Shh
hhhhhh... Today I want to talk about that book that has me thinking so much, that I've made wide arcs around, and that I promised to critique back there.
I'm nervous writing about it because I have a few concerns about the book. No, I have no concerns about the author. No, I have no concerns about the main subject Who is God Himself. Yet some little concerns...
First, allow me tell you a little true story. The phone rang between three and four this morning. Phones ringing in the night alarm me as I'm sure they do anyone. I've had terribly alarming news in the wee hours of the morning on at least three occasions. This time it was my daughter who was indeed calling from the Emergency Room. I thought that she was there with her grandfather, my father. No, it turns out that she was there for her own health having awakened in great pain around midnight. She drove herself to the hospital and for the next four hours she went it alone as far as any family with her. (I know that no one is ever truly alone.) When it was time to release her, they would not because she was in no shape to drive herself home. Moms are good for something. I told her that a midnight call would've been fine.
As I say, those calls in the night — unsettling — panic mode. I hastily got myself dressed, grabbed my coat and keys, and set off. I was praying, though they were what John calls "pickle prayers." Those are the kind one prays when in trouble and not from any deep and abiding sense of faith. A mile or five down the road, a word much used in
that book made its way into my consciousness:
Eucharisteo — grace, thanksgiving, joy
. "In this, Lord? Even this?" I asked.
Especially in this.
So to say the thing I am concerned about saying after having had the experience I just had... Can we just say
conflicted.
After the wary arcs, I finally settled down with a pen and this book is as marked as any I've ever read. Ann is a lyrical writer, a true poet. It is worth reading her book for the beauty of it alone. She has been given such talent and there are times when a phrase is going to rip your heart out.

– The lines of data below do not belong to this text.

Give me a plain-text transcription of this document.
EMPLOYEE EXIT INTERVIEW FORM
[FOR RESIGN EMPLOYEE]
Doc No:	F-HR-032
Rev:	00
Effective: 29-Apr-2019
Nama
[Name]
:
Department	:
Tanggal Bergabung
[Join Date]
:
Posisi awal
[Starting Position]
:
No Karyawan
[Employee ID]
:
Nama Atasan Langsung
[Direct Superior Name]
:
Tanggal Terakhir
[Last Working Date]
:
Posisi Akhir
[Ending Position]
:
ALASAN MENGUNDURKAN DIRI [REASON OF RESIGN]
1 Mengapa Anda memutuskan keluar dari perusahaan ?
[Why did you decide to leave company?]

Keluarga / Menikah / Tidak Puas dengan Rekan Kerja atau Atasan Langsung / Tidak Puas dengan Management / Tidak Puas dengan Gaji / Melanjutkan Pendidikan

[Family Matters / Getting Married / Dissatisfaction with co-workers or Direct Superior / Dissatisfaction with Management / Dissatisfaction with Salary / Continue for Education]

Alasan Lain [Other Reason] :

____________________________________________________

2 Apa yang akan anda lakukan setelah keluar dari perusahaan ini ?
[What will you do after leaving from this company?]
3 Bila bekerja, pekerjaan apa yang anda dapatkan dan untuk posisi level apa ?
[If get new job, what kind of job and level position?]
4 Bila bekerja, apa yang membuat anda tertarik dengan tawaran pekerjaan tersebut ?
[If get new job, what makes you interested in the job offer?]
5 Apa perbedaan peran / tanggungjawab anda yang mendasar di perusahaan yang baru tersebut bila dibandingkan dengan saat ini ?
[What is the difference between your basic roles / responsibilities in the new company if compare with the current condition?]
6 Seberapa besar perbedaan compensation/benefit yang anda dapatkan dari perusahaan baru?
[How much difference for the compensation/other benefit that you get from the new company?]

In the end, I sat thinking about what I'd read and wrote a letter to the author on the back pages of the book.
"Ann, dear, you are much too hard on yourself" my letter began... Christianity is not a self-improvement program. There is nothing in our life as Christians that depends on a formula. Not the way we dress, look, nor in the writing of a gifts journal. We look to Him in every circumstance, decision, new day, and when we lie down at night. He is still the vine and we are the branches responding to Him. We do not all respond in the same way; we each have a unique experience. I am so glad that His ways are much easier than my own. All He asks is this: Come unto me and I will give you rest.
Please forgive me if I tread on any toes. The comments are being kept open so that you can offer an opinion. Oh, do I recommend the book? A resounding
yes with the caveat you see above. Let's simply be receptive to the Lord's love and His prompts and nudgings...

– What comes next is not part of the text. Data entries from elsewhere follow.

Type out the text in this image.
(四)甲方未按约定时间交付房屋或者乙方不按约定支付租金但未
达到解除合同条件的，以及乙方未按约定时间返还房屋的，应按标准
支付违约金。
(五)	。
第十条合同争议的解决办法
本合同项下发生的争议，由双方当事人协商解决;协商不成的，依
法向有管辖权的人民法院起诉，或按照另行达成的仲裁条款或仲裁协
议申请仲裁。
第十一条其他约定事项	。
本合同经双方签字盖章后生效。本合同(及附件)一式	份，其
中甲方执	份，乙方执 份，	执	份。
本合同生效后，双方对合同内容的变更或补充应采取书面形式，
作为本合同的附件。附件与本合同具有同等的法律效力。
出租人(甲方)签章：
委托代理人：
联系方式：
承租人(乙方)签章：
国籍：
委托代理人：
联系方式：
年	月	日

Thank you for your prayers for my daughter. I'm taking her to see the specialist this afternoon.
A good day to you...
(Oh, I meant to thank you all for your sweet comments about Nan's bathrobe. It is being tenderly wrapped and delivered to my daughter this afternoon. She is the only one tiny enough to wear it.)
ETA at 7:17 pm : It's the dreaded waiting game for my daughter. She has been prone to developing kidney stones and that is what the trouble is this time. She's on six different medications and even had a shot of painkillers at the urologist's office. Lots of water in her future...funny thing is that she drinks more water normally as a matter of course than anyone I know. Thanks for all the good wishes and prayers. She is feeling pretty rotten.
ETA on 3/26/2011: All is well... Thank you so much for the prayers and good wishes. Now L only has to finish up the antibiotic. No more mind-numbing pain killers...phew! I think she's smiling just as you see her in my sidebar. Yup, we've got a happy camper this morning.